Seven minutes Teacher Gu had counted on the clock when Mrs. Gu came in with the untouched bowl of stew. “You really should eat a little,” she said.

“Where's that woman?” he said.

“Her name is Kai,” Mrs. Gu said.

Teacher Gu struggled to drag himself into a sitting position. He was surprised that his wife did not hurry to help him.

“You were very unfriendly to her, as if she owed you something,” Mrs. Gu said.

“She lied to us. Why was she here?” Teacher Gu demanded. “She's a political tool for the government. What does she want from us?”

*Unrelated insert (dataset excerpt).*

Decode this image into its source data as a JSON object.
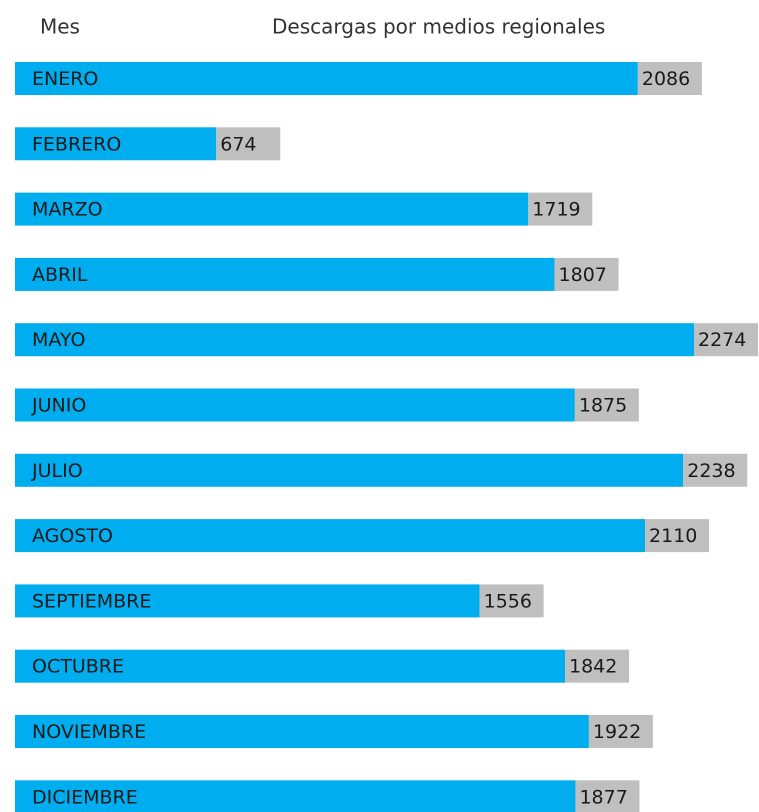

His wife stared at him with a quizzical look that reminded him of his rebellious daughter ten years earlier. “Didn't you teach your students to use their brains and not to jump to quick conclusions?”

So this was what he had come home for, Teacher Gu thought, an unpleasant wife who questioned his every word. “How long do you plan to remain this person that I don't think I've had the privilege of knowing before I went to the hospital? Do I deserve an explanation?” he said, raising his voice.

“The doctors said to remain calm,” she said.

“Never is there a calmer person than a dead one.”

His wife put the bowl on a stool next to the bed. He thought she would sit on the stool and feed him. When she did not, he made an effort to reach for the spoon even though he had no appetite.

“There's something you should know—we didn't tell you before because we thought your recovery was more important then,” Mrs. Gu said.

“Who are ‘we’?”

“Kai and I, and her friends. We're mobilizing the townspeople for a petition for Shan.”

The change in his wife—her eyes that were no longer directed downward when she spoke, her clear pronunciation of words beyond her vocabulary—alarmed Teacher Gu. In almost thirty years of being second-class citizens, and especially in the ten years since Shan's imprisonment, they, as a couple, had retreated to a cocoon they had woven together, a flimsy and claustrophobic shell that provided their only warmth; sometimes it was hard to tell where one self ended and the other began; they were the two fish that chose to live the rest of their lives in the same drying puddle—had all this been an illusion? Who was this woman in front of him, trusting young strangers with some crazy and meaningless idea about a protest that could never change his daughter's fate? The feeling of falling down, unable to grab onto something—the same feeling he had experienced when he was first ill—made his breathing difficult.